Date of Award


Document Type

Thesis (Ph.D.)


Department of Computer Science

First Advisor

V.S. Subrahmanian


Human behaviors in a group setting involve a complex mixture of multiple modalities: audio, visual, linguistic, and human interactions. With the rapid progress of AI, automatic prediction and understanding of these behaviors is no longer a dream. In a negotiation, discovering human relationships and identifying the dominant person can be useful for decision making. In security settings, detecting nervous behaviors can help law enforcement agents spot suspicious people. In adversarial settings such as national elections and court defense, identifying persuasive speakers is a critical task. It is beneficial to build accurate machine learning (ML) models to predict such human group behaviors. There are two elements for successful prediction of group behaviors. The first is to design domain-specific features for each modality.
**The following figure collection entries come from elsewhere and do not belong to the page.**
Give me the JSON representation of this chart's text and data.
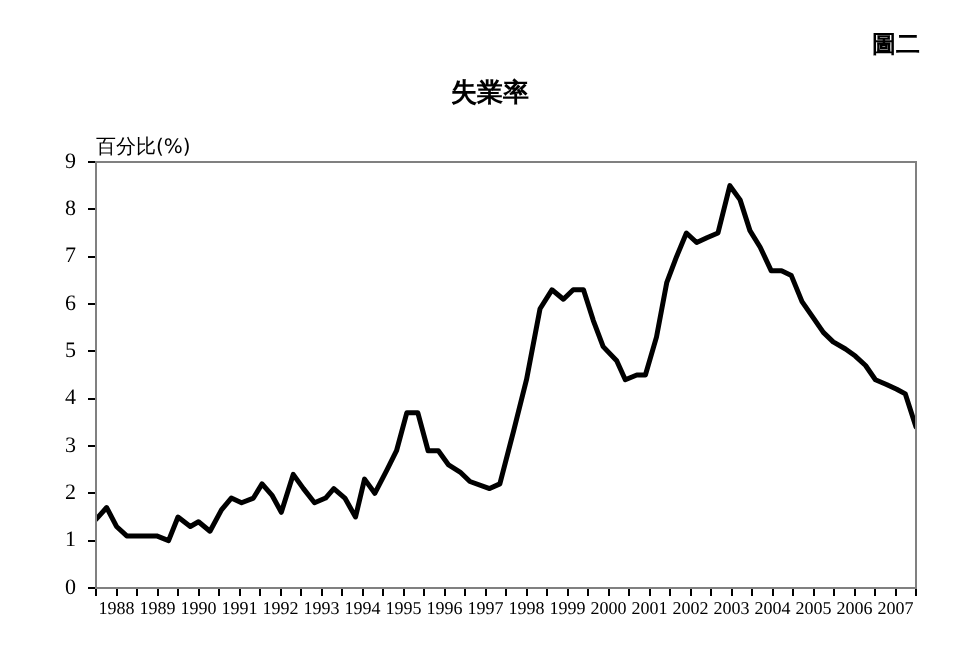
{
  "chart_data": {
    "type": "line",
    "title": "失業率",
    "ylabel": "百分比(%)",
    "annotations": [
      "圖二"
    ],
    "series": [
      {
        "color": "#000000",
        "x": [
          1988.0,
          1988.26,
          1988.5,
          1988.75,
          1989.48,
          1989.77,
          1990.0,
          1990.3,
          1990.5,
          1990.78,
          1991.06,
          1991.3,
          1991.55,
          1991.84,
          1992.05,
          1992.3,
          1992.52,
          1992.81,
          1993.06,
          1993.33,
          1993.6,
          1993.8,
          1994.07,
          1994.33,
          1994.55,
          1994.8,
          1995.1,
          1995.33,
          1995.58,
          1995.85,
          1996.1,
          1996.35,
          1996.6,
          1996.88,
          1997.12,
          1997.6,
          1997.85,
          1998.18,
          1998.5,
          1998.83,
          1999.12,
          1999.4,
          1999.64,
          1999.89,
          2000.13,
          2000.37,
          2000.7,
          2000.91,
          2001.19,
          2001.4,
          2001.67,
          2001.92,
          2002.16,
          2002.4,
          2002.65,
          2002.9,
          2003.17,
          2003.46,
          2003.71,
          2003.95,
          2004.2,
          2004.47,
          2004.72,
          2004.96,
          2005.22,
          2005.5,
          2005.74,
          2005.98,
          2006.28,
          2006.52,
          2006.77,
          2007.01,
          2007.28,
          2007.53,
          2007.74,
          2008.0
        ],
        "values": [
          1.45,
          1.7,
          1.3,
          1.1,
          1.1,
          1.0,
          1.5,
          1.3,
          1.4,
          1.2,
          1.65,
          1.9,
          1.8,
          1.9,
          2.2,
          1.95,
          1.6,
          2.4,
          2.1,
          1.8,
          1.9,
          2.1,
          1.9,
          1.5,
          2.3,
          2.0,
          2.5,
          2.9,
          3.7,
          3.7,
          2.9,
          2.9,
          2.6,
          2.45,
          2.25,
          2.1,
          2.2,
          3.3,
          4.4,
          5.9,
          6.3,
          6.1,
          6.3,
          6.3,
          5.65,
          5.1,
          4.8,
          4.4,
          4.5,
          4.5,
          5.3,
          6.45,
          7.0,
          7.5,
          7.3,
          7.4,
          7.5,
          8.5,
          8.2,
          7.55,
          7.2,
          6.7,
          6.7,
          6.6,
          6.05,
          5.7,
          5.4,
          5.2,
          5.05,
          4.9,
          4.7,
          4.4,
          4.3,
          4.2,
          4.1,
          3.4
        ]
      }
    ],
    "xlim": [
      1988,
      2008
    ],
    "xticks": [
      {
        "value": 1988,
        "label": null
      },
      {
        "value": 1988.5,
        "label": "1988"
      },
      {
        "value": 1989,
        "label": null
      },
      {
        "value": 1989.5,
        "label": "1989"
      },
      {
        "value": 1990,
        "label": null
      },
      {
        "value": 1990.5,
        "label": "1990"
      },
      {
        "value": 1991,
        "label": null
      },
      {
        "value": 1991.5,
        "label": "1991"
      },
      {
        "value": 1992,
        "label": null
      },
      {
        "value": 1992.5,
        "label": "1992"
      },
      {
        "value": 1993,
        "label": null
      },
      {
        "value": 1993.5,
        "label": "1993"
      },
      {
        "value": 1994,
        "label": null
      },
      {
        "value": 1994.5,
        "label": "1994"
      },
      {
        "value": 1995,
        "label": null
      },
      {
        "value": 1995.5,
        "label": "1995"
      },
      {
        "value": 1996,
        "label": null
      },
      {
        "value": 1996.5,
        "label": "1996"
      },
      {
        "value": 1997,
        "label": null
      },
      {
        "value": 1997.5,
        "label": "1997"
      },
      {
        "value": 1998,
        "label": null
      },
      {
        "value": 1998.5,
        "label": "1998"
      },
      {
        "value": 1999,
        "label": null
      },
      {
        "value": 1999.5,
        "label": "1999"
      },
      {
        "value": 2000,
        "label": null
      },
      {
        "value": 2000.5,
        "label": "2000"
      },
      {
        "value": 2001,
        "label": null
      },
      {
        "value": 2001.5,
        "label": "2001"
      },
      {
        "value": 2002,
        "label": null
      },
      {
        "value": 2002.5,
        "label": "2002"
      },
      {
        "value": 2003,
        "label": null
      },
      {
        "value": 2003.5,
        "label": "2003"
      },
      {
        "value": 2004,
        "label": null
      },
      {
        "value": 2004.5,
        "label": "2004"
      },
      {
        "value": 2005,
        "label": null
      },
      {
        "value": 2005.5,
        "label": "2005"
      },
      {
        "value": 2006,
        "label": null
      },
      {
        "value": 2006.5,
        "label": "2006"
      },
      {
        "value": 2007,
        "label": null
      },
      {
        "value": 2007.5,
        "label": "2007"
      },
      {
        "value": 2008,
        "label": null
      }
    ],
    "ylim": [
      0,
      9
    ],
    "yticks": [
      0,
      1,
      2,
      3,
      4,
      5,
      6,
      7,
      8,
      9
    ],
    "grid": false,
    "legend": false,
    "marker": "none",
    "line_style": "solid"
  }
}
Social and Psychological studies have uncovered various factors including both individual cues and group interactions, which inspire us to extract relevant features computationally. In particular, the group interaction modality plays an important role, since human behaviors influence each other through interactions in a group. Second, effective multimodal ML models are needed to align and integrate the different modalities for accurate predictions. However, most previous work ignored the group interaction modality. Moreover, they only adopt early fusion or late fusion to combine different modalities, which is not optimal. This thesis presents methods to train models taking multimodal inputs in group interaction videos, and to predict human group behaviors. First, we develop an ML algorithm to automatically predict human interactions from videos, which is the basis to extract interaction features and model group behaviors. Second, we propose a multimodal method to identify dominant people in videos from multiple modalities. Third, we study the nervousness in human behavior by a developing hybrid method: group interaction feature engineering combined with individual facial embedding learning. Last, we introduce a multimodal fusion framework that enables us to predict how persuasive speakers are.

Overall, we develop one algorithm to extract group interactions and build three multimodal models to identify three kinds of human behavior in videos: dominance, nervousness and persuasion. The experiments demonstrate the efficacy of the methods and analyze the modality-wise contributions.